I also enjoy matching the food to the party design when possible. The dessert makes a fabulous centerpiece to the table, and the watermelon gazpacho is a festive starter. The rest of the menu for this party consists of Heirloom tomato & mozzarella salad, Gemelli a la Creole, steamed lobsters, Jo’s carrot cake with cream cheese frosting, and the Pascuccis’ classic cheesecake. There are also wine paring suggestions for the perfect meal.
If you’re inspired by beautiful tablescapes and elegant menus then you’ll love this book. I like the full menus provided for each party, but I also love that I can mix and match as desired. There’s also a “bonus” section filled with tasty cocktail recipes.
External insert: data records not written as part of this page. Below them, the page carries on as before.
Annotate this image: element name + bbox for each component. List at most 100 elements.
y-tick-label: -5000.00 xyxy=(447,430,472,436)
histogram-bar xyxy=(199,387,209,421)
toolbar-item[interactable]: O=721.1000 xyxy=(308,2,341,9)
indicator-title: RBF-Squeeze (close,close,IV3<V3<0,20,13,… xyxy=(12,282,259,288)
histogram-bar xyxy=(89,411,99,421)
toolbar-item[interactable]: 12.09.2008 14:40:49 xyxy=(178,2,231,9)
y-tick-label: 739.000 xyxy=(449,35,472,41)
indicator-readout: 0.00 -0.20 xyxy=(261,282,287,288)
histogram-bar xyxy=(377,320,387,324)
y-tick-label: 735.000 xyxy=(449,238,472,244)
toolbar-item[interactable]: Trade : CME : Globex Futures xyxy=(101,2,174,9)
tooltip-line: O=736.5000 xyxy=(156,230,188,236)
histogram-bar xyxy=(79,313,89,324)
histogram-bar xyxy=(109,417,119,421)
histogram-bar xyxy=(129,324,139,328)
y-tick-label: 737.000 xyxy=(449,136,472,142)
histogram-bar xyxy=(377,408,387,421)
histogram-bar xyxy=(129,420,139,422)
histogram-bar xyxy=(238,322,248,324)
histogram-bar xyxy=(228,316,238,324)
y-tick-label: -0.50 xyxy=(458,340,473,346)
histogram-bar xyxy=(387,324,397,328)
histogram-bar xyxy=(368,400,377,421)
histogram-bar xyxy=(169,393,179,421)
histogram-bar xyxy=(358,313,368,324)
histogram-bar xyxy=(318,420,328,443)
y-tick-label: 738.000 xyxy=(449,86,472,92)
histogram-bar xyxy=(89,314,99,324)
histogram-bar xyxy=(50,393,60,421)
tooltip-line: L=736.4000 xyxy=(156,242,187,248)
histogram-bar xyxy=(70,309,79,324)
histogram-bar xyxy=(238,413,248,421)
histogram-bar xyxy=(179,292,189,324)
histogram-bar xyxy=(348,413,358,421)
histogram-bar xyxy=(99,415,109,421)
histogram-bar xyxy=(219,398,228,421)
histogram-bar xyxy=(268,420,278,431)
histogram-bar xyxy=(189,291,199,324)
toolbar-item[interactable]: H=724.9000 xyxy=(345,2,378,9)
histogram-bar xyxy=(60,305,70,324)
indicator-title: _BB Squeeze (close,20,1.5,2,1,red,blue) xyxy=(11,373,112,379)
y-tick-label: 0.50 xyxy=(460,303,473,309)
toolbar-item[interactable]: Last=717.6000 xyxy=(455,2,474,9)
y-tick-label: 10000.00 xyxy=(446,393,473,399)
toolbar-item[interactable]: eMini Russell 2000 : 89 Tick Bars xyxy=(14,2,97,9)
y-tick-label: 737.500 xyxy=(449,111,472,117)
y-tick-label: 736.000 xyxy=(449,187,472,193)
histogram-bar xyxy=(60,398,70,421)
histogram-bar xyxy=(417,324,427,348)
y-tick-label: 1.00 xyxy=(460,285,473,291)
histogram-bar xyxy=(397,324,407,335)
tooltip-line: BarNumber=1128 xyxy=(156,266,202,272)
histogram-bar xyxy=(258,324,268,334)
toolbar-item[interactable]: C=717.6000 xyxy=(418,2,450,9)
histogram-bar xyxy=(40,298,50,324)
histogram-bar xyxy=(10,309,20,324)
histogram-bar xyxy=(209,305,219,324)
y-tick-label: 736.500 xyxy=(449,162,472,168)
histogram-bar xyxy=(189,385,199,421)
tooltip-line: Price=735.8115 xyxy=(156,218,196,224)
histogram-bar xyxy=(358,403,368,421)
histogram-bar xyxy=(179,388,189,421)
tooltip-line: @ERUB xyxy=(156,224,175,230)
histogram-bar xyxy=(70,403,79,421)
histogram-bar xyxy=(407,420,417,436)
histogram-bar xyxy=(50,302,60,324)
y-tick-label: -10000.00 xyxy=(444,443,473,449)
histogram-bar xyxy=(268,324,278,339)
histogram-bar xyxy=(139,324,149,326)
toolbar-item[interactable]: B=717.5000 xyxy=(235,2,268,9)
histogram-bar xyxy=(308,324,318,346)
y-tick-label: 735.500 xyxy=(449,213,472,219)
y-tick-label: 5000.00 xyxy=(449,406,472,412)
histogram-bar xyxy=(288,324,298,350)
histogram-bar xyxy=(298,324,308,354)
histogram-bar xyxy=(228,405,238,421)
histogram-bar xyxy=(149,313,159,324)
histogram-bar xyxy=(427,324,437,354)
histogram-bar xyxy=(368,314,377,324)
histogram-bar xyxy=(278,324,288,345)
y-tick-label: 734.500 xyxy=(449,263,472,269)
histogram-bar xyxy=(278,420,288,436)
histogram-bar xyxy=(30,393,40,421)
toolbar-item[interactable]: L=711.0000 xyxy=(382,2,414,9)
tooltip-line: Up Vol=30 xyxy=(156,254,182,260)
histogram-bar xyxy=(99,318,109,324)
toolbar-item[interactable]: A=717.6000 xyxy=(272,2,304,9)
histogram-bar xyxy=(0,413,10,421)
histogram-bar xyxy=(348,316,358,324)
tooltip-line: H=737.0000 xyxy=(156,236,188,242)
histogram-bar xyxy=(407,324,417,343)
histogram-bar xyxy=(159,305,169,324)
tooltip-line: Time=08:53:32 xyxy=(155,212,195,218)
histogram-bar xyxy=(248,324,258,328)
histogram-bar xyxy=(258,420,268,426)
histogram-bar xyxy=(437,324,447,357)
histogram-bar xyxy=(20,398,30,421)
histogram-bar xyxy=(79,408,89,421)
Now here’s the watermelon gazpacho recipe:
- 1 seedless watermelon (3 1/2 pounds)
- 4 English (seedless) cucumbers, peeled and roughly chopped (about 8 cups)
- 1/2 bunch cilantro
- 2 teaspoons Tobasco sauce
- 2 red bell peppers, diced
- 3 cups roughly chopped tomatoes
- 2 Tablespoons raspberry vinegar
- 1 teaspoon sea salt
- 1/4 teaspoon ground black pepper
Combine the watermelon, cucumbers, cilantro, Tobasco, bell peppers, tomatoes, vinegar, salt and pepper in a large bowl. Working n batches, puree three-quarters of the mixture in a blender and pulse the the remaining one-quarter until well combined, but slightly chunky.
Transfer the gazpacho to a large bowl and cover. Refrigerate until is is cold, at least 1 hour and up to 4 hours..
Ladle into bowls when ready to serve. Garnish with chopped herbs.